It was a shot Phoenyx Wyse knew he had to make.
Throughout the OFSAA ‘AAA’ bronze medal game, the precocious Grade 10 guard from the St. Michael’s College Raiders (Toronto, Ont.) struggled to make free throws.
After a phenomenal first half, defenders from the Notre Dame Knights (Brampton, Ont.) largely contained him.
They threw double teams at him, clogged the lane, swarmed him when he moved toward the basket.
And in doing so, they clawed their way back into a lopsided game and forced overtime.
OFSAA battle for St. Michael’s
Wyse was banged up. His ankle was sprained, he said. There was a contusion in his left shoulder. Both legs cramped up. He moved gingerly, fighting through pain.
Still, the 6-foot-4 sophomore was head and shoulders above most other players on the court. He needed to dig deep. He needed to find a way to win this winnable game.

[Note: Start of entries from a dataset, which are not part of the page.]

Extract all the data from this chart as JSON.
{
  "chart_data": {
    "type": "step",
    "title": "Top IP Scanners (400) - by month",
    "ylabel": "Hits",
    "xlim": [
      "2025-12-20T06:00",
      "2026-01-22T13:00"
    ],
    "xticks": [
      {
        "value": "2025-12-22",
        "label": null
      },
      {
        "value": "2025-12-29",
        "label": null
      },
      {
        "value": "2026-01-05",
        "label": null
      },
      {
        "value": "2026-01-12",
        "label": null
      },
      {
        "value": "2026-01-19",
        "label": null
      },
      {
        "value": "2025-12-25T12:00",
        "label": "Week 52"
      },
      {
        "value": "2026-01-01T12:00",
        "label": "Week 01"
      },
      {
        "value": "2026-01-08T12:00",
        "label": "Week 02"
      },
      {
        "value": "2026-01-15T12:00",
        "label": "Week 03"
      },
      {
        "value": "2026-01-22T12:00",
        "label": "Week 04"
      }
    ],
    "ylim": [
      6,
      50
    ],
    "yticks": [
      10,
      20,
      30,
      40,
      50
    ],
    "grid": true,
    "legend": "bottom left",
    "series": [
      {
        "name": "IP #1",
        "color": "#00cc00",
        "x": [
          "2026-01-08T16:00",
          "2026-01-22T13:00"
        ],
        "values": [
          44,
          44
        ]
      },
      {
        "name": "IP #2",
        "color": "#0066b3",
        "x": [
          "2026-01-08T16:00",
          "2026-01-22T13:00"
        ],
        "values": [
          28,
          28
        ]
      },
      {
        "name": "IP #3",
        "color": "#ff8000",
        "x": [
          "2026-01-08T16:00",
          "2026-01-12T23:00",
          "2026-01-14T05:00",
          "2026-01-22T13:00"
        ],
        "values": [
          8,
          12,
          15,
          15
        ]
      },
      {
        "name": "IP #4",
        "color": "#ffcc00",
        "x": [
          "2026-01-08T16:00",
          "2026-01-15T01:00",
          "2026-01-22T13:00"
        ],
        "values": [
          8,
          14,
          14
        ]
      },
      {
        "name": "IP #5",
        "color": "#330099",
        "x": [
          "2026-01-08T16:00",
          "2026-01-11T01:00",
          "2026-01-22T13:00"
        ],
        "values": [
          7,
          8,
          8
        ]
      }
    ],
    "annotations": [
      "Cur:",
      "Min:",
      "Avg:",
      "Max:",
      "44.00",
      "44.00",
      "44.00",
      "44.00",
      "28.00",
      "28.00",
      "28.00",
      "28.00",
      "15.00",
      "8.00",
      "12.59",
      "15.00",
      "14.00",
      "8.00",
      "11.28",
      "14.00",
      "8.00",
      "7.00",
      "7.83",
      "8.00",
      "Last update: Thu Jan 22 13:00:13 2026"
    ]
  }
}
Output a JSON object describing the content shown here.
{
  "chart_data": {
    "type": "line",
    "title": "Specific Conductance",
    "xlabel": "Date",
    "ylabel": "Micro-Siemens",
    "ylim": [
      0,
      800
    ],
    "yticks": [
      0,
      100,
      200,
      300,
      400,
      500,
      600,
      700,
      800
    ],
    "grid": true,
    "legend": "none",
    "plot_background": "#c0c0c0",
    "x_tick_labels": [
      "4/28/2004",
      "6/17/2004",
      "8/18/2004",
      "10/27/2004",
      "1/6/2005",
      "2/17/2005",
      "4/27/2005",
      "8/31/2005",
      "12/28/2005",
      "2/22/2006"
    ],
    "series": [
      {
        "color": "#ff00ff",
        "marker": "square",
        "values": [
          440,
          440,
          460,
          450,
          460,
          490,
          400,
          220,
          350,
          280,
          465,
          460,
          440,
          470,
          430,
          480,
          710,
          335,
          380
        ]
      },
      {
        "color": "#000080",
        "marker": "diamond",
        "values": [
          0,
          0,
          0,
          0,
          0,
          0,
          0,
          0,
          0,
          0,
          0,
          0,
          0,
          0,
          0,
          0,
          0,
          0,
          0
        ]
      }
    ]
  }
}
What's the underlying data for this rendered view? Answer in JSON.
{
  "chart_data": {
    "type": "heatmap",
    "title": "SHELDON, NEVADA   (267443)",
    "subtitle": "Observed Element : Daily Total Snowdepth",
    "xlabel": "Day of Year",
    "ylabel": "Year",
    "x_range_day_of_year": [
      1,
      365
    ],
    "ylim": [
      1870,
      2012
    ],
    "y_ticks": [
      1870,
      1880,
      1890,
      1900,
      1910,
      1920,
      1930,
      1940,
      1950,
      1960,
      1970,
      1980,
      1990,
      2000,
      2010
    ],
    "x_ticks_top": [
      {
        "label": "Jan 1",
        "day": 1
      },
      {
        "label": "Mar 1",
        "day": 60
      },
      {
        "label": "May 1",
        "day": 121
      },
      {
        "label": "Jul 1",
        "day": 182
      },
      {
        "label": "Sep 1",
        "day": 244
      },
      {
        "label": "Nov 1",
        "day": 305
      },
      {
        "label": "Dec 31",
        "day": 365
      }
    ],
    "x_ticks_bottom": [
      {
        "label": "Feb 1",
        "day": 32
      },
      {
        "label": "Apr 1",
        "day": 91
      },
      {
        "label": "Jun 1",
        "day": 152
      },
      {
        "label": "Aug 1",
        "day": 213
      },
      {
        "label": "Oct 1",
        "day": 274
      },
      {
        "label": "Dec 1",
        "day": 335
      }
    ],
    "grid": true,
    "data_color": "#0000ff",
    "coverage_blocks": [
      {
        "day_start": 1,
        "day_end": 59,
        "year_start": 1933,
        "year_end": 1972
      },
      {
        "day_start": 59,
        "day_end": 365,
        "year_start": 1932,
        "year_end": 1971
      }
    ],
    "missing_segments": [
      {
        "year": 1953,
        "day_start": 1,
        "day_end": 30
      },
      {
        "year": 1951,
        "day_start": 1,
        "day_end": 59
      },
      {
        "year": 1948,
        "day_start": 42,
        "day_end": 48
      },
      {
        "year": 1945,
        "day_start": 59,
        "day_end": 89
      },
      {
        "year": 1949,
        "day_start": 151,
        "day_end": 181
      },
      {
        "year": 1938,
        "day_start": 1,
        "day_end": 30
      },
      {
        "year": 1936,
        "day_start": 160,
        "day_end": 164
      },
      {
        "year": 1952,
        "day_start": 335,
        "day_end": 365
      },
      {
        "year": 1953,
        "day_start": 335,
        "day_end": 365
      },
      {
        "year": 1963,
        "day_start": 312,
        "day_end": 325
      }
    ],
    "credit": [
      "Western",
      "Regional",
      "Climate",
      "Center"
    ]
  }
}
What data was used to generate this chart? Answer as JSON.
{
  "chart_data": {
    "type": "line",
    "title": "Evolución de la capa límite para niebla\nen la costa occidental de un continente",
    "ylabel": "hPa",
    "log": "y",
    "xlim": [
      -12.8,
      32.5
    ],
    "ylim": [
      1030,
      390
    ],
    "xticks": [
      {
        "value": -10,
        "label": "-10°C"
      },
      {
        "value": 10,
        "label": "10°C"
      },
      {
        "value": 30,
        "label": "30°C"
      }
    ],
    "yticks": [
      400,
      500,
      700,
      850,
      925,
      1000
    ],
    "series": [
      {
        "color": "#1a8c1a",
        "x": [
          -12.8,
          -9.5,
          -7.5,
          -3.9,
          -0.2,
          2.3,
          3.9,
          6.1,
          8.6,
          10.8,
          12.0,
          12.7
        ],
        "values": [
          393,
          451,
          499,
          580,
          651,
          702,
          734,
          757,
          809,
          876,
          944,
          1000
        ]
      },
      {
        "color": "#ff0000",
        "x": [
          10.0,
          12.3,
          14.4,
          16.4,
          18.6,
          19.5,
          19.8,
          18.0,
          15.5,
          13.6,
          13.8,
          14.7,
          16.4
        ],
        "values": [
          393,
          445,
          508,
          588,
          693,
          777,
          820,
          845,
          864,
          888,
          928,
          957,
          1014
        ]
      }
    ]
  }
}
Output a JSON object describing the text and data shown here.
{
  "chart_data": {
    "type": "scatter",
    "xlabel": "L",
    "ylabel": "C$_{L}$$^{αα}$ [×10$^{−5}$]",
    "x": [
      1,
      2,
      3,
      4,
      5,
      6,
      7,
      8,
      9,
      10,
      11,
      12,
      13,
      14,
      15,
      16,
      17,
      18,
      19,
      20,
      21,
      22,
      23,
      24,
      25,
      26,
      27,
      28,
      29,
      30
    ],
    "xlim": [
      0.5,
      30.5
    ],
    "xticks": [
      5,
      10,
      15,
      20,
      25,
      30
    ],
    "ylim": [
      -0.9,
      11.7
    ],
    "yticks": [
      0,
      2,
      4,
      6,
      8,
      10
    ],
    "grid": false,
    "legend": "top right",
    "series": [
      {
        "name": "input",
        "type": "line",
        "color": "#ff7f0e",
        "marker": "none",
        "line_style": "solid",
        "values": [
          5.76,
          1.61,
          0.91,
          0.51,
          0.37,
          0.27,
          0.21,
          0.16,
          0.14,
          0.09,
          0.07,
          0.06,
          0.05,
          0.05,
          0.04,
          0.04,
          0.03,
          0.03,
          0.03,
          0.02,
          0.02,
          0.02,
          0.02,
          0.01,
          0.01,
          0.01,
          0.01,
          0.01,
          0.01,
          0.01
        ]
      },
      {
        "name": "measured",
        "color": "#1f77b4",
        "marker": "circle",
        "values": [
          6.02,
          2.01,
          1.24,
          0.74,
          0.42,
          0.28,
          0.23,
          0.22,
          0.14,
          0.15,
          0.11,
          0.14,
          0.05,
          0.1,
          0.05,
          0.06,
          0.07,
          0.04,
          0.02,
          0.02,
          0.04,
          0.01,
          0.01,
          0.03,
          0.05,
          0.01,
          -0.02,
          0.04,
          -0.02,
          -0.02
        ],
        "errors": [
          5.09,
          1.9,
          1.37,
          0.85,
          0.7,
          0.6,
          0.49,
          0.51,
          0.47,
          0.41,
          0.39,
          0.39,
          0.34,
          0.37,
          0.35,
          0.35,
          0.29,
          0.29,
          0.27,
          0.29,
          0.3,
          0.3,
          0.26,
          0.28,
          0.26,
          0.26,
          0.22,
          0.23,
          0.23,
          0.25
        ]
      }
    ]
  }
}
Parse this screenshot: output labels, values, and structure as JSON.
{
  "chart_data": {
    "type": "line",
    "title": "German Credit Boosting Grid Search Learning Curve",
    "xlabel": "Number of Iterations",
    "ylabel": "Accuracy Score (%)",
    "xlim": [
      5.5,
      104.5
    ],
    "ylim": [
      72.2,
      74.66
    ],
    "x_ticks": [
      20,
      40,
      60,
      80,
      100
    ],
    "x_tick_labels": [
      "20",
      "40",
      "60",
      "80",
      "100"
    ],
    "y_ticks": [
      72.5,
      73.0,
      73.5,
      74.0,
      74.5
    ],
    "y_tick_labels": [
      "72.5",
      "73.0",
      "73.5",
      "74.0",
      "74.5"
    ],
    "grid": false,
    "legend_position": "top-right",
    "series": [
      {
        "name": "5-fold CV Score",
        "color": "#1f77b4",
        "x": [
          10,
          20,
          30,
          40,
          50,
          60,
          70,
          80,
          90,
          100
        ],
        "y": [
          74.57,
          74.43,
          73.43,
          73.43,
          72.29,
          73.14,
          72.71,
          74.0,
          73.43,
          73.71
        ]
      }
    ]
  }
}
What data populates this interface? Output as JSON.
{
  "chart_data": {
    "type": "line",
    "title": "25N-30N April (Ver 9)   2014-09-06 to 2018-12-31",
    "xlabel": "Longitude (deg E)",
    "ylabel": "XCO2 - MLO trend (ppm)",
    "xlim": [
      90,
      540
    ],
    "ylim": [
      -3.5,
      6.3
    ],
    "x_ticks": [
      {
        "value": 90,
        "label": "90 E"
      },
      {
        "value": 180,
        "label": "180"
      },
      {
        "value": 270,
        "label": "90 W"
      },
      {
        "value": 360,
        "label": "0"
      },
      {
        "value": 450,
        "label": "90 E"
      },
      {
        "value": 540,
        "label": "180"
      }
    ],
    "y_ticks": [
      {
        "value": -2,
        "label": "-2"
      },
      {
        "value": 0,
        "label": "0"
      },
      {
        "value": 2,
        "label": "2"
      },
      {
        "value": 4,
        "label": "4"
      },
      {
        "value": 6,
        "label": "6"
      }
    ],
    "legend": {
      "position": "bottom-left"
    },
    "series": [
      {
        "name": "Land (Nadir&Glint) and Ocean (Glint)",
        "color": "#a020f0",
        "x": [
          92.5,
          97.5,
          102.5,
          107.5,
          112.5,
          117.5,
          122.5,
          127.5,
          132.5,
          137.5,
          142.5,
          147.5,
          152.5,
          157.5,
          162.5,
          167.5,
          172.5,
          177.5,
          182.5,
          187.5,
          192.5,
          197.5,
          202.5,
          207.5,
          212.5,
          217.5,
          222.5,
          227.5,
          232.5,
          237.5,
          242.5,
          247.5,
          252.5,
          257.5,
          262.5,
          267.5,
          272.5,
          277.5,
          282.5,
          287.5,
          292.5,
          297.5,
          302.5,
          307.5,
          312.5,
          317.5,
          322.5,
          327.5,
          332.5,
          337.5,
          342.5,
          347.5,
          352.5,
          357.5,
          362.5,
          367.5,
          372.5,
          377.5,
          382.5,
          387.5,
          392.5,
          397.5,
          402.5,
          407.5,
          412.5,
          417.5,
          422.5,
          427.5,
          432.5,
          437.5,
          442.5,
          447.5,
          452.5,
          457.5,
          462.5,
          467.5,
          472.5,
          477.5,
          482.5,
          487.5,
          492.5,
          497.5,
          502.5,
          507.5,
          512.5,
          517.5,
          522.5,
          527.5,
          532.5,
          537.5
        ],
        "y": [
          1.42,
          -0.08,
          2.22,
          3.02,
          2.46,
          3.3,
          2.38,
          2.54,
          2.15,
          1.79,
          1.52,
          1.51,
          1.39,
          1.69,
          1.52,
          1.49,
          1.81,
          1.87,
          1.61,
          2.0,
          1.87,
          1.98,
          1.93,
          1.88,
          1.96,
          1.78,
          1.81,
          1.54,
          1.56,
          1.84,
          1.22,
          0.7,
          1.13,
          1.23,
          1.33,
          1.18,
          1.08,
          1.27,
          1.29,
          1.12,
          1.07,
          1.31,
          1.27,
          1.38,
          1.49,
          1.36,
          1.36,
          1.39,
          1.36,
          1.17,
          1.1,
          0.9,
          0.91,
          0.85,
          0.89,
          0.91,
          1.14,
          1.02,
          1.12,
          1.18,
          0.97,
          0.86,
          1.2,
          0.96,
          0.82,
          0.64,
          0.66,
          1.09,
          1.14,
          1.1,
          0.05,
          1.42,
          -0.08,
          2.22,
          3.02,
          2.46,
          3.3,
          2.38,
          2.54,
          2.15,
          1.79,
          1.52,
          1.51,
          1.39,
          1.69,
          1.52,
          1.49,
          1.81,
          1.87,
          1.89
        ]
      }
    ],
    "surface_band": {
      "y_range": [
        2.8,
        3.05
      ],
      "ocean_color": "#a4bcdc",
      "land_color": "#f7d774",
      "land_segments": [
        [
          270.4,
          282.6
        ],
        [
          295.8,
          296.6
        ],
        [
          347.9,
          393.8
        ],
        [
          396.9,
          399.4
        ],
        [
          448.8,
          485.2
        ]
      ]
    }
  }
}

So with St. Michael’s down 59-57 and three seconds left in the extra frame, he gathered a pass on the right wing, took a giant step to his left, and arrived at the top of the key.
He crossed over to his right, shaking a defender slightly, straightened up, and nailed a step-back three-pointer to give the Raiders a 60-59 lead.
Moments later, after Notre Dame flubbed a final inbounds play, the victory was secure. Wyse crouched low to the floor and held his head in his hands.
OFSAA tourney a proving ground
His teammates hugged him, hyped him up, beamed as if they couldn’t believe he made that shot.
“I was so emotional, man,” he said later, in a post-game interview with BasketballBuzz.
“I had some tears rolling down … after hitting that shot, I felt like the world just got lifted off my shoulders. It was amazing. Just amazing.”
Wyse and lanky Raiders forward Noah Pistilli were key reasons why St. Michael’s jumped out to a 14-2 first-quarter lead. They combined on a series of layups and pull-up jumpers that left the Knights on their heels.
Notre Dame adjusted well, and trailed by just three points (36-33) at halftime. Knights guard Naheem Davidson made several key shots, some from beyond the arc.
Early in the third quarter, fifth-year forward Cameron Francis gave Notre Dame its first lead of the game on a layup near the six-minute mark.
The rest of the game was evenly-played. In its final moments, the victory was still up for grabs. Phoenyx Wyse decided to snatch it.
OFSAA win a building block
“It felt easy at the beginning,” he said, referring to the first quarter.
“But I have to give props … they came in, working our guards. They started to lock me up, got me frustrated. But me and my team, we realized we can do this. We have to push through.”
Wyse wanted to score, but knew he needed to trust his teammates. He passed more, picked his spots.
“Man, I won’t lie. It was rough,” he said, referring to the defence’s stifling tactics.
“But eventually I realized I have to use my team more. Since they’re [the defence is] coming on me, there’s has to be someone that’s open.”
St. Michael’s entered OFSAA with the fourth seed, and posted decisive wins over St. Patrick’s (Ottawa, 58-44), Lo-Ellen Park (Sudbury, 65-59) and Sarnia Northern (63-54).
They fell 59-43 to eventual gold medallists Oakwood Collegiate, setting up a matchup with consolation champion Notre Dame in the bronze medal game.
Time will tell if St. Michael’s finds another gear next season. The bulk of the team is eligible to return, with four Grade 10 students and seven Grade 11s listed on its OFSAA roster.
“My expectation is to win gold now,” said Wyse. “That’s mostly it.”